If it was me - as long as all the other aspects of the relationship work

  • labels don't matter.
But the way you seem to be fixated on that small issue - i wonder if it's an indication that something else is going on that makes you insecure in this relationship. (
Kittenswithattitudeandchickens · 05/06/2017 21:22

I've been with my man bout 16 months, we actually live together now but in the beginning he always referred to me as a friend. Did bug me a bit but think he was just being cautious as had been extremely hurt. Everyone saw through it and realised he was my boyfriend. I would say relax it will happen.

Confusedandgettingold · 05/06/2017 21:46

It's not so much needing to label the relationship as such. It's that he is an attractive man and does get a fair bit of female attention. And has been asked out at least a couple of times. He hasn't, at least to my knowledge anyway, reciprocated interest. But neither, again to my knowledge, does he say that he's got a girlfriend. Which I think is tantamount to giving the impression that he is available, just not interested yet.

Does that make sense?

OP posts:
TokenGinger · 06/06/2017 07:42

Confused, I'm in the same situation except we are younger. Although I haven't met his friends. He has some kind of objection to naming this as a relationship. I'm beginning to question whether this is to ensure he remains looking "available", whether it's because he's still weighing up his options and there may be others, or whether my feelings just do not matter enough to him. Whichever way, it's becoming apparent that I probably need to let him go, because until it's a relationship, there's no real way forward.

InfiniteSheldon · 06/06/2017 07:45

He's leaving his options open, I'd exercise the option to walk away.

barefootinkitchen · 06/06/2017 07:57

Could be he doesn't like the word. I never use the word boyfriend as it sounds a bit young. I use partner because everyone around me seems to use that word - I know lots of long term unmarrieds. But I guess it's a bit too soon to use that . Maybe he prefers to say ' I'm in a relationship ' or just use your name.
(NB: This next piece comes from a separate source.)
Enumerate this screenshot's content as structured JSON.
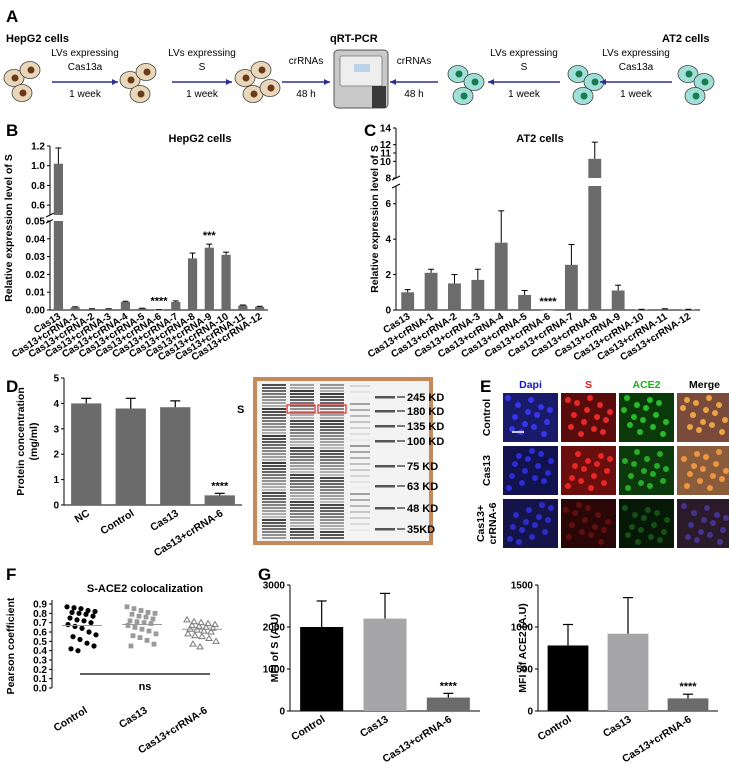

I wouldn't worry.

Columbine1 · 06/06/2017 08:04

I agree with Hilda & others that it seems weird to use the term gf beyond a certain age but too soon to say partner - there doesn't seem to be an appropriate term - 'seeing someone'? After a year I refer to my significant other as my partner elsewhere but not to him (we've never discussed terminology!). He could be doing that though you sound a bit insecure about him beyond this?

ravenmum · 06/06/2017 08:45

I've been with someone since January, and when we met I made it clear that I was not looking for a new husband or even to move in with anyone or anything, just a bit of fun really. He said that was fine with him :)
Anyway, partly because of that and partly because he is over 50, he doesn't call himself my boyfriend. To me he says I am his "lover", to others he calls me a new love interest or an "amore". There are ways to get round the phrasing and at least hint that this is not just a random acquaintance.

What does he have to say for himself?

twattymctwatterson · 06/06/2017 10:38

Can you not just speak to him about it?

User141665468 · 06/06/2017 11:21

Again, I am in the same situation. I am younger and just like Token I'm not sure if it's to make him still seem available.

He's met my family, we socialise together in one group and I have now met his family, but he continues to introduce me by name and sometimes "his friend"

Maybe it's just the word that these guys don't like? I don't know, I never understood it but it seems quite common. Confused

TheNaze73 · 06/06/2017 12:27

I think if a relationship is good & you're happy, does it really matter what it's badged up as?

Confusedandgettingold · 06/06/2017 17:18

I guess so Naze.

OP posts:
Hissy · 06/06/2017 17:31

My boyf doesn't correct anyone if they call me his wife... hasn't done since it first happened a few months after we met.

Boyfriend/girlfriend IS difficult in terms of terminology when like me you're clinging on to the very last threads of the in your 40s and 50s

It does feel a bit dippy, but there's no other terms that adequately describe two people in a loving relationship that aren't married or living together

I hate the word partner, always have done.